Stakendee pensó, después de algunos segundos, en intentar dirigirse a Kabremm como si fuese uno de los desaparecidos Reffel o Kervenser, pero dudaba que pudiese conseguirlo. La señora Hoffman debía de haberlo reconocido con bastante seguridad para haber hablado tan enfáticamente como lo había hecho, y la respuesta de Kabremm no era probable que sirviese de nada. Seguramente no conocía el status de ninguno de los hombres desaparecidos.

El ser humano no había dicho más después de la pregunta; debía estar esperando una contestación. ¡Qué habría visto entre el momento que terminó de hablar y aquel retraso!

Barlennan también había oído el grito de Easy, y se encontraba exactamente en el mismo conflicto. Sólo podía hacer suposiciones sobre la presencia de Kabremm en un lugar cerca del Kwembly, aunque el incidente del corte de comunicaciones de Reffel le había preparado para algo semejante. Únicamente uno de los tres dirigibles era utilizado en el vuelo regular entre el emplazamiento del Esket y la colonia; los otros estaban bajo el control de Destigmet, generalmente explorando. Sin embargo, Dhrawn era lo bastante grande como para que la presencia de uno de ellos en los alrededores del Kwembly fuese una gran sorpresa.

Sin embargo, parecía haber sucedido. Era simplemente mala suerte, resumió Barlennan, aumentada por el hecho de que el único ser humano en todo el universo que posiblemente podía reconocer a Kabremm de vista se había encontrado en un puesto donde podía verle cuando ocurrió el desliz. Por tanto, los seres humanos sabían ahora que la tripulación del Esket no había sido suprimida. No se había pensado nada, en caso de un descubrimiento semejante. No existía ninguna historia planeada y ensayada que Barlennan pudiese suponer que Kabremm utilizaría. Quizá Dondragmer haría algo; podía suponerse que haría todo lo que pudiese, sin tener en cuenta lo que pensaba de todo el asunto, pero era difícil ver qué podía hacer. El problema estaba en que el propio Barlennan no tendría idea de lo que Dondragmer habría dicho y no sabría qué decir cuando las preguntas se dirigiesen a la colonia, como sucedería con seguridad.
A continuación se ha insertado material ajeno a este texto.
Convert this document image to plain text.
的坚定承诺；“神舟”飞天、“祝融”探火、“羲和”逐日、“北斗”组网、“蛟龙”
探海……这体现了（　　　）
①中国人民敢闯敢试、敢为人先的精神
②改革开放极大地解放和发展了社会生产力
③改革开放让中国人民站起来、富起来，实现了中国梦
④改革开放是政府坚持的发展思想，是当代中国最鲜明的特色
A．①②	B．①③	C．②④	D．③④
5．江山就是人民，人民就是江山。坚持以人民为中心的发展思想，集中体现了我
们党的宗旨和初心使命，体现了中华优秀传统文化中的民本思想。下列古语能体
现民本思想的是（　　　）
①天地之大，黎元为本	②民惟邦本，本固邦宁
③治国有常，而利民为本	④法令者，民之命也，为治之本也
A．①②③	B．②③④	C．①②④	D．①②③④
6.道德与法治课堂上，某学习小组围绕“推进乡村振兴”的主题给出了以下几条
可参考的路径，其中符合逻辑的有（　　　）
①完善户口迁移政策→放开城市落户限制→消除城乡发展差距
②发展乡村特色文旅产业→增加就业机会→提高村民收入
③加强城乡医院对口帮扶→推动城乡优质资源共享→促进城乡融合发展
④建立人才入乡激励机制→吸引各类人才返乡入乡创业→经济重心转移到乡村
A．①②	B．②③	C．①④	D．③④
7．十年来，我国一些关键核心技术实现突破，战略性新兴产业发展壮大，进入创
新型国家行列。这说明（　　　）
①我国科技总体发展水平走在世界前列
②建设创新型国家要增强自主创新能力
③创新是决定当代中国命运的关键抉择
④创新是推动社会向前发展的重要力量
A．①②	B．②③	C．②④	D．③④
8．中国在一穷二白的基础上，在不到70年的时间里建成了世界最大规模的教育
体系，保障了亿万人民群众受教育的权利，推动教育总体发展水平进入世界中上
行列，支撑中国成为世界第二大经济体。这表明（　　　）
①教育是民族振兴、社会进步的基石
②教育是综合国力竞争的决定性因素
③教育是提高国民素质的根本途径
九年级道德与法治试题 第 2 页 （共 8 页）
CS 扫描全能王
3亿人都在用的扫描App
Probablemente la práctica más segura era afirmar una completa ignorancia y pedir honradamente un informe de Dondragmer tan completo como fuese posible. Al menos, el capitán evitaría que Kabremm, quien se había estado haciendo el desentendido, estropease todo el tinglado.

Fue afortunado para la paz de mente de Barlennan que no comprendiese dónde había sido visto Kabremm. Unos cuantos segundos antes de su grito de reconocimiento, Easy le había dicho que Benj estaba informando de algo desde una pantalla del Kwembly, o habría supuesto que Kabremm había penetrado inadvertidamente dentro del campo visual de un comunicador del Esket. No conocía detalles sobre el grupo de búsqueda de Stakendee, por lo cual supuso que el incidente había ocurrido en el Kwembly, y no ocho kilómetros más lejos. Teniendo en cuenta las circunstancias, ocho kilómetros eran tan malos como ocho mil; la comunicación entre los mesklinitas que no estuviesen en un radio capaz de permitir oírse a gritos, tenía que pasar por los humanos; Dondragmer no se encontraba en mejor posición de cubrir el error de lo que estaba el propio Barlennan. Sin embargo, el capitán del Kwembly se las arregló para hacerlo de forma completamente casual.

El también había oído la exclamación de Easy mejor que Barlennan, en vista de la posición de la mujer entre los micrófonos. Sin embargo, para él resultaba poco más que una distracción, porque su mente estaba completamente absorta con unas palabras que Benj había pronunciado unos cuantos segundos antes. De hecho, se sintió muy molesto; por ello hizo algo que todo el mundo con cierta experiencia en la comunicación Dhrawn-satélite había aprendido a no hacer hacía tiempo. Había interrumpido, enviando una llamada urgente a la estación mientras Benj todavía hablaba.